Once I tried decoding to utf-8 before inserting into the database. It worked, but I could not use it as string.

Is there a way I can import süß from a file and use it both for inserting to sqlite and using as string?

more detail:

Here I add more details for clarification. I have used codecs.open before. The text file containing the word süß is saved as utf-8. Using f=codecs.open(filename, 'r', 'utf-8') and text=f.read(), I read the file as unicode u'\ufeffs\xfc\xdf'. Inserting this unicode in sqlite3 is smoothly done: cur.execute("insert into table1 (id,name) VALUES (NULL,?)",(text,)).

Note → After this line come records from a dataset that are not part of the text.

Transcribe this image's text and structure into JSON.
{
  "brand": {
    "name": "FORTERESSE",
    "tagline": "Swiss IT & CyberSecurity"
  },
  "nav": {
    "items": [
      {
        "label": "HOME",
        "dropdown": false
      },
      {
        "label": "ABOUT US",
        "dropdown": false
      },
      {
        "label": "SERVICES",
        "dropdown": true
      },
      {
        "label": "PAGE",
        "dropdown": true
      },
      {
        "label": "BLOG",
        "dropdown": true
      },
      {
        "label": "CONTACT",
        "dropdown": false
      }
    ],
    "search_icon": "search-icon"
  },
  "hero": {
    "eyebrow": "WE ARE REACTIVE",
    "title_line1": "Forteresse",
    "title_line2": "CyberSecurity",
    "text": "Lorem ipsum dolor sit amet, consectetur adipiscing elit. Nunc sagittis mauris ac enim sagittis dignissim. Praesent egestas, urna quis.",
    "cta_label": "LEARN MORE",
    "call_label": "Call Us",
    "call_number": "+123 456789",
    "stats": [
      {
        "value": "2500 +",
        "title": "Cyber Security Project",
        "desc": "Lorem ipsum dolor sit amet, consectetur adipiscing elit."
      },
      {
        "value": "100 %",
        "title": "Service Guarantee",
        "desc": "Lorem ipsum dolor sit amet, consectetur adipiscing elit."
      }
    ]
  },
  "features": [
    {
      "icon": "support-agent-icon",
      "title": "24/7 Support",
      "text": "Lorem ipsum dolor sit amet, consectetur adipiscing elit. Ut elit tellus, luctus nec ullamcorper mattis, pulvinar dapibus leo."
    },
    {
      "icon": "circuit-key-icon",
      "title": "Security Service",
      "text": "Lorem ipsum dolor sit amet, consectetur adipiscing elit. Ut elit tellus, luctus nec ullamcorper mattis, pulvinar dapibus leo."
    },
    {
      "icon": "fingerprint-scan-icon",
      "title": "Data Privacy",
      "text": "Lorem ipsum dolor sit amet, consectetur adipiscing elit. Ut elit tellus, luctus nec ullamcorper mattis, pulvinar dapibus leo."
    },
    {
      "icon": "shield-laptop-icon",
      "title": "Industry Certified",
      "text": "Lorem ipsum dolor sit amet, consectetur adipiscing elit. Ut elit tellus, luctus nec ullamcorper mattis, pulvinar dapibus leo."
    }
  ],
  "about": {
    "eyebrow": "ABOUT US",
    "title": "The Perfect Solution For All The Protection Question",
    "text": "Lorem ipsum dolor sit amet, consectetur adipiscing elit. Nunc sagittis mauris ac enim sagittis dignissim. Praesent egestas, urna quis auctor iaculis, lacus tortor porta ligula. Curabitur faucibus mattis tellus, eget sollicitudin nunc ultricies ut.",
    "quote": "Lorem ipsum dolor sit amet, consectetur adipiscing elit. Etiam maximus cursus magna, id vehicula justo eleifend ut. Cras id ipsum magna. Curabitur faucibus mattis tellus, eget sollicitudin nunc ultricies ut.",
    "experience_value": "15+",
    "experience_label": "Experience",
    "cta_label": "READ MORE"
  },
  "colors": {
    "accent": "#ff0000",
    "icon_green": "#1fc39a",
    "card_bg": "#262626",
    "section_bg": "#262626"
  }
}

The problem is here: sentence = "The name is: %s" %(text,) gives u'The name is: \ufeffs\xfc\xdf', and I also need to print(text) as my output süß, while print(text) brings this error UnicodeEncodeError: 'charmap' codec can't encode character u'\ufeff' in position 0: character maps to <undefined>.

Thank you.
- Mark Ransom about 10 years
  
  The coding parameter should have made a big difference in your text literal.
- jfs about 10 years
  
  to clarify: the coding declaration at the top of the module affects text = u'süß' specified in the source code. It has no effect on the text read from the file. You could use codecs.open() for the latter.
- alexis about 10 years
  
  readlines returns a list. Use f.read().strip() to get the text of the file as a string. Then you can start worrying about encodings.
Amin about 10 years

I added more details to the question.
Mark Ransom about 10 years

@Amin, next time you tell somebody you've added details to the question, do it after your edit. I completely missed it before I did my own edit.
GregarityNow almost 4 years

Using 'iso-8859-15' instead of utf-8 worked for me, thanks for that tip!
Mark Ransom almost 4 years

@Uzebeckatrente because of the way iso-8859 is structured, it won't generate an error on any input. But that doesn't mean you're getting the proper characters, you should double-check for that.
GregarityNow almost 4 years

I did some random checks, looked ziemlich schön :)